Meta-analysis of blood pressure reveals global trends: blood pressure is increasing in low-income countries

Meta-analysis of blood pressure reveals global trends: blood pressure is increasing in low-income countries

Blood pressure (hypertension) is a major risk factor for many different medical conditions, including cardiovascular disease and kidney disease. It causes a systematic weakening of the heart muscle, making it work less efficiently and eventually terminating in cardiac arrest. The relationship between blood pressure and disease is log-linear. Blood pressure is affected by a multitude of external and internal factors, such as environment, nutrition and genetics, amount of fat tissue, alcohol use, smoking and physical activity, stress, and many others. It has been suspected that global trends in blood pressure have changed over time. NCD Risk Factor Collaboration, a network of medical scientists around the world, conducted a humongous study on blood pressure using data from 19.1 million individuals.

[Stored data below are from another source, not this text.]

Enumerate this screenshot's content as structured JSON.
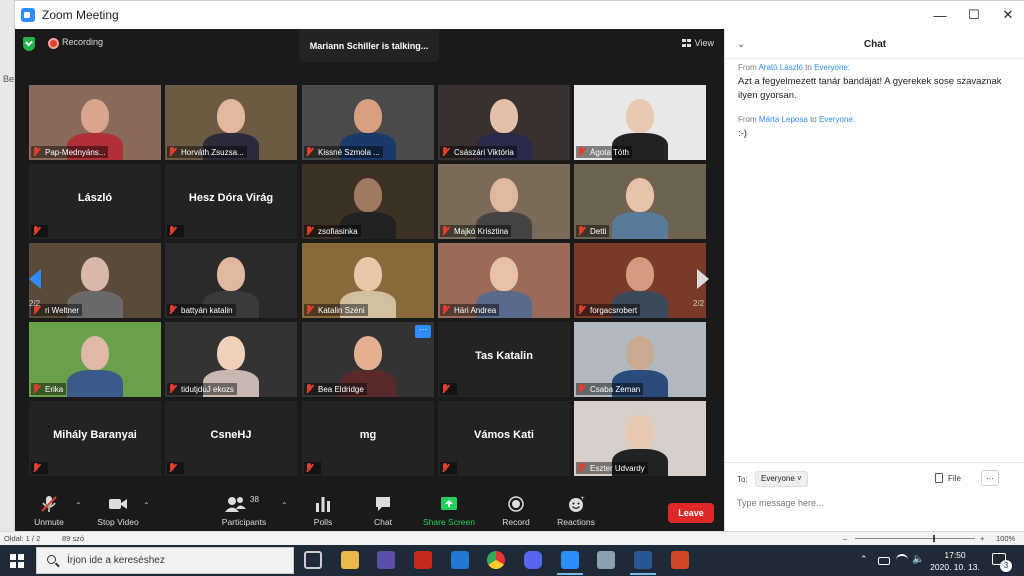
{
  "window": {
    "title": "Zoom Meeting"
  },
  "background_word": {
    "left_hint": "Be"
  },
  "meeting": {
    "recording_label": "Recording",
    "talking_label": "Mariann Schiller is talking...",
    "view_label": "View",
    "page_left": "2/2",
    "page_right": "2/2"
  },
  "tiles": [
    {
      "name": "Pap-Mednyáns...",
      "video": true
    },
    {
      "name": "Horváth Zsuzsa...",
      "video": true
    },
    {
      "name": "Kissné Szmola ...",
      "video": true
    },
    {
      "name": "Császári Viktória",
      "video": true
    },
    {
      "name": "Ágota Tóth",
      "video": true
    },
    {
      "name": "László",
      "video": false
    },
    {
      "name": "Hesz Dóra Virág",
      "video": false
    },
    {
      "name": "zsofiasinka",
      "video": true
    },
    {
      "name": "Majkó Krisztina",
      "video": true
    },
    {
      "name": "Detti",
      "video": true
    },
    {
      "name": "ri Weltner",
      "video": true
    },
    {
      "name": "battyán katalin",
      "video": true
    },
    {
      "name": "Katalin Széni",
      "video": true
    },
    {
      "name": "Hári Andrea",
      "video": true
    },
    {
      "name": "forgacsrobert",
      "video": true
    },
    {
      "name": "Erika",
      "video": true
    },
    {
      "name": "tidutjduJ ekozs",
      "video": true
    },
    {
      "name": "Bea Eldridge",
      "video": true
    },
    {
      "name": "Tas Katalin",
      "video": false
    },
    {
      "name": "Csaba Zeman",
      "video": true
    },
    {
      "name": "Mihály Baranyai",
      "video": false
    },
    {
      "name": "CsneHJ",
      "video": false
    },
    {
      "name": "mg",
      "video": false
    },
    {
      "name": "Vámos Kati",
      "video": false
    },
    {
      "name": "Eszter Udvardy",
      "video": true
    }
  ],
  "toolbar": {
    "unmute": "Unmute",
    "stop_video": "Stop Video",
    "participants": "Participants",
    "participants_count": "38",
    "polls": "Polls",
    "chat": "Chat",
    "share_screen": "Share Screen",
    "record": "Record",
    "reactions": "Reactions",
    "leave": "Leave"
  },
  "chat": {
    "title": "Chat",
    "messages": [
      {
        "from_prefix": "From",
        "sender": "Arató László",
        "to_word": "to",
        "recipient": "Everyone:",
        "text": "Azt a fegyelmezett tanár bandáját! A gyerekek sose szavaznak ilyen gyorsan."
      },
      {
        "from_prefix": "From",
        "sender": "Márta Leposa",
        "to_word": "to",
        "recipient": "Everyone:",
        "text": ":-)"
      }
    ],
    "to_label": "To:",
    "to_value": "Everyone",
    "file_label": "File",
    "more_label": "...",
    "input_placeholder": "Type message here..."
  },
  "statusbar": {
    "page": "Oldal: 1 / 2",
    "words": "89 szó",
    "zoom": "100%",
    "minus": "–",
    "plus": "+"
  },
  "taskbar": {
    "search_placeholder": "Írjon ide a kereséshez",
    "time": "17:50",
    "date": "2020. 10. 13.",
    "notifications": "3"
  }
}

They used systolic and diastolic blood pressure measurements and pooled data at the national, subnational, and community levels. Data from more than 200 countries were included in the study. The authors used a Markov chain Monte Carlo algorithm to fit the statistical model, taking errors, noise and different measurement devices into consideration. The major conclusion from this study is the shift of high blood pressure from high-income countries in North America and Europe to low-income countries in Asia and sub-Saharan Africa. Blood pressure has largely decreased in high-income countries – a trend also confirmed by other studies such as the MONICA project.